Przez nadmierne wydatki socjalne 15 lat temu Grecją wstrząsnął kryzys finansowy. Jak pisze Klaus Bachmann w weekendowym wydaniu „Berliner Zeitung”, podobny kryzys finansowy grozi teraz Polsce. W ocenie dziennikarza oba kryzysy mają niemal identyczne przyczyny - nadmierne zadłużenia państwa z powodu polityki socjalnej.
„Berliner Zeitung” przypomina, że na początku swoich rządów w 2015 r. PiS wprowadził zasiłki na dziecko (500+) w wysokości około 125 euro dla rodzin z co najmniej dwójką dzieci, które nie były uzależnione od wysokości zarobków rodziców.
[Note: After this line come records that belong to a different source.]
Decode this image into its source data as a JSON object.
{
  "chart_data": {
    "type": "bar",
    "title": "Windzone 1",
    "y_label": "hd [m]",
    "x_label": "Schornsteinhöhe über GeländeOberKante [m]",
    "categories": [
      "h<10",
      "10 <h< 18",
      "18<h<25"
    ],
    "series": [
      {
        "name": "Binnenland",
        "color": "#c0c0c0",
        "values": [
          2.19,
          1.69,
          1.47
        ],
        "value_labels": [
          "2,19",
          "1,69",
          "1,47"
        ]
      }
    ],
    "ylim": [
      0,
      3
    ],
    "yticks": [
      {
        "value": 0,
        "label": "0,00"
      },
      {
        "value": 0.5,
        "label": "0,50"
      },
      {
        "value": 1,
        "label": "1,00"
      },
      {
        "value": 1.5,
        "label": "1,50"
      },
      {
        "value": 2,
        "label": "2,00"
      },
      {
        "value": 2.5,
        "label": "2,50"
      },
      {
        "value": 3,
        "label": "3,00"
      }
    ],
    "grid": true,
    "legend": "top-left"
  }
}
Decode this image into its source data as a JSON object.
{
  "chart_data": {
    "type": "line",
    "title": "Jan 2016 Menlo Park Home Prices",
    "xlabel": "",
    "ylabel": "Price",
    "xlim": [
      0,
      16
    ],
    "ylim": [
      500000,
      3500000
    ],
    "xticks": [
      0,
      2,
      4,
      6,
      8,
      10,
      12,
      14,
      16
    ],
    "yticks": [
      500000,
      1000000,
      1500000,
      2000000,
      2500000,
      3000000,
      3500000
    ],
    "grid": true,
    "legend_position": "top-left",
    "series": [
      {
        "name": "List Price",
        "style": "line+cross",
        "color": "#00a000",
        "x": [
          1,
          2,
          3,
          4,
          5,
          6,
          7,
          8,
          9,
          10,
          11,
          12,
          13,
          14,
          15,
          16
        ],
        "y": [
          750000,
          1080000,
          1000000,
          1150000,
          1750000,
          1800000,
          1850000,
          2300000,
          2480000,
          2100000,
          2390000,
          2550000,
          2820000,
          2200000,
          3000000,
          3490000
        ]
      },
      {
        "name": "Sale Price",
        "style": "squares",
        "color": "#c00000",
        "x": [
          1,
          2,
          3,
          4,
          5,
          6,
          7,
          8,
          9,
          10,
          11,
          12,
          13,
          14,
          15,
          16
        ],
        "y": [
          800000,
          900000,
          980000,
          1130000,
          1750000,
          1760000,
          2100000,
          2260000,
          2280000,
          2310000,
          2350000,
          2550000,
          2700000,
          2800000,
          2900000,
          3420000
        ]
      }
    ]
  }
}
W ocenie dziennikarza z punktu widzenia całego społeczeństwa, decyzja ta była fatalna. „Zamiast zapewnić więcej i lepszych świadczeń publicznych, co pozwoliłoby zasypywać przepaść między biednymi i bogatymi, państwo rozdzielało gotówkę” – czytamy w „Berliner Zeitung”.
Autor przyznał, że polskie społeczeństwo decyzję o wprowadzeniu powszechnego świadczenia 500+ przyjęło z zadowoleniem mimo, że rządy PiS likwidowały jedno po drugim świadczenie publiczne.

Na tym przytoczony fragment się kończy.